The process to 2016 Presidential elections, the election itself, and afterward was the final nail in the coffin of Nicaraguan democratic credentials. President Ortega was re-elected with %72.44 of the votes in a highly controversial and discredited election. The rule of law ceased to exist in the country, while the pressure on the opposition continued to increase.
Today, as a result of the last 14 years under Daniel Ortega, Nicaragua maintains an interesting position in international affairs. It was a country that suffered a lot from its rulers and particularly the United States, during the 20th century, however, there was hope that Nicaragua can follow the trend of democratization in the 1990s and turn itself into some kind of democracy. Those hopes are ended with Ortega’s and Sandinistas’ return and now the world looks into the country and sees a more centralized authority even than the dictatorship of the Somoza family in the past. Nicaragua presents a watch-out case to all democratization movements around the world, while itself be doomed to a negative peculiarity.

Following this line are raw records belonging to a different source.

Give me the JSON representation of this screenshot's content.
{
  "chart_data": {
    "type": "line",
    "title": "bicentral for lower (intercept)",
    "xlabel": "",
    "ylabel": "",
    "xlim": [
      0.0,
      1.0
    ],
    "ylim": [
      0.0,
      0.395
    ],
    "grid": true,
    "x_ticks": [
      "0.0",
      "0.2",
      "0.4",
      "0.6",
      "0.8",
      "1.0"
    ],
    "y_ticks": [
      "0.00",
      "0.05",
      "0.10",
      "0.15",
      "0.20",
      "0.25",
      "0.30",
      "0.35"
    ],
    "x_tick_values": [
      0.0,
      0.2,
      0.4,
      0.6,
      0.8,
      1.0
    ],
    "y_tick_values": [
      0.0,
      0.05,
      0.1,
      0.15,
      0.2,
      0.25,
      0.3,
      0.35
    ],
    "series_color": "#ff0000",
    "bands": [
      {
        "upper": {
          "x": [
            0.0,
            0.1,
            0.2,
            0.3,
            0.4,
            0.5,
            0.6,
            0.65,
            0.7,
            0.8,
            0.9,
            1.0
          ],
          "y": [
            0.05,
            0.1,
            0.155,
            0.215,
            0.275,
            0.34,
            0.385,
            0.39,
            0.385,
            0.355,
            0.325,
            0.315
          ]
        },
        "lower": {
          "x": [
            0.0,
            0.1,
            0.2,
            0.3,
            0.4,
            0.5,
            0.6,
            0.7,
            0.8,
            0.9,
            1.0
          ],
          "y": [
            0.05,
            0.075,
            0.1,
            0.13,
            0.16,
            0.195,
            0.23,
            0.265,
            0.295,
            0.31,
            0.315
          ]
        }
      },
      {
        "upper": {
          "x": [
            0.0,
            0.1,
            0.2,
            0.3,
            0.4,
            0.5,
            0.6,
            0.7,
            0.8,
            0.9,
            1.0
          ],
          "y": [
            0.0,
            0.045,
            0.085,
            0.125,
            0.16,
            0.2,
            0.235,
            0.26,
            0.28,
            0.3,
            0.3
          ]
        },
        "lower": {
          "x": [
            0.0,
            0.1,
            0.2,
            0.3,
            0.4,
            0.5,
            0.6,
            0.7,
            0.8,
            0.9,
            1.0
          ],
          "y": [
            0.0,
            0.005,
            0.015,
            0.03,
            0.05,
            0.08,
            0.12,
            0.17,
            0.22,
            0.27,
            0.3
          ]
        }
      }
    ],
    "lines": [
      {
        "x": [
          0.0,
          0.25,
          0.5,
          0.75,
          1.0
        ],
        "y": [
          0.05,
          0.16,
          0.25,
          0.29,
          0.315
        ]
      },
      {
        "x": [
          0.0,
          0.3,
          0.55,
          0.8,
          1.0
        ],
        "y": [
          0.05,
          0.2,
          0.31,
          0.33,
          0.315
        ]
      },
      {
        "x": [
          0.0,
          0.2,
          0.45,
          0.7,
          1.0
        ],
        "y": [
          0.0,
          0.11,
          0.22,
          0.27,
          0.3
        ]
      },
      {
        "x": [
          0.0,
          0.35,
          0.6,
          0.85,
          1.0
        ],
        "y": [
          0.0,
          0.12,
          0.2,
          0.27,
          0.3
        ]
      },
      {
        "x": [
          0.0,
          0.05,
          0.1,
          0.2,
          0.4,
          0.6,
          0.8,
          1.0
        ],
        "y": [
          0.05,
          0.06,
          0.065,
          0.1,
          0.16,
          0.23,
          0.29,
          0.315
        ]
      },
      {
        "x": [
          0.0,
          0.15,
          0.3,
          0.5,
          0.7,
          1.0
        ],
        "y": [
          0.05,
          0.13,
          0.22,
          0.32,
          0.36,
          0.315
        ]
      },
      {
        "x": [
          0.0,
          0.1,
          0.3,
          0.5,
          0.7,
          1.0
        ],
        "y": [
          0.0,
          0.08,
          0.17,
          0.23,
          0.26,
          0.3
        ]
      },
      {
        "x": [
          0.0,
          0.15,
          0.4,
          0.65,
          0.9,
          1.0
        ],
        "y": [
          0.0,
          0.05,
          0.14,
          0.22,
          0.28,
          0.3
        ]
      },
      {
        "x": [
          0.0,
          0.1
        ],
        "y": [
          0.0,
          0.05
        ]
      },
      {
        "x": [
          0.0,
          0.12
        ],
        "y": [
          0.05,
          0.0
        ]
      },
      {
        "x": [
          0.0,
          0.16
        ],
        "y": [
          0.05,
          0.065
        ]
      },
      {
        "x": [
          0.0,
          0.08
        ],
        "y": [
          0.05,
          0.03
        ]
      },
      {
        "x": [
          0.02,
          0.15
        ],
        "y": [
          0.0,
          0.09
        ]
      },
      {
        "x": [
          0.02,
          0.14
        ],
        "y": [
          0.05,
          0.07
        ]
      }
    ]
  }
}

The country’s peculiarity became more salient while the world faces the effects of the coronavirus pandemic. Strangely, Nicaragua is one of the countries that seems to deal quite well with the pandemic. As of today, the country has only 13 confirmed cases with 3 deaths, while two neighboring countries Honduras and Costa Rica respectively have 702 and 697 cases and 64 to 6 deaths. The government claims that the country has not affected by coronavirus pandemic severely, and mass events including carnivals and parades continue to be held, despite warnings from Pan American Health Organization. Nicaragua remains to be the only country in Central America, that keeps its border open and has not declared a state of emergency . Despite being absent from public appearance for a month, President Ortega called his citizens to continue their life as normal. It is not surprising that Nicaragua continues to be one of the few countries, along with Belarus and Tajikistan, that are fully carrying on with professional sports. The unifying angle of these three governments along with not being a democracy is their neglect of a global pandemic that can be detrimental to public health. Individual lives never carried much importance to any autocratic regime but ignoring a global pandemic should be a new trend for autocratic regimes.
It seems that the ill fate of Nicaragua continues during coronavirus pandemic. Ortega’s rule, until today violated many freedoms and rights of the individuals, however now citizens of the country face a more serious threat than the violation of their democratic rights. Today, the people of Nicaragua face a contagious and dangerous virus that threatens their most basic right: living. If the government continues to ignore the seriousness of the situation, Nicaragua can easily add another dark page to its unpleasant history.
 Diamond, L. (2002). Elections without democracy: Thinking About Hybrid Regimes. Journal of democracy, 13(2), 36-50.
 Levitsky, S., & Way, L. (2015). The myth of democratic recession. Journal of Democracy, 26(1), 45-58.
 Freedom in the World 1999. Freedom House.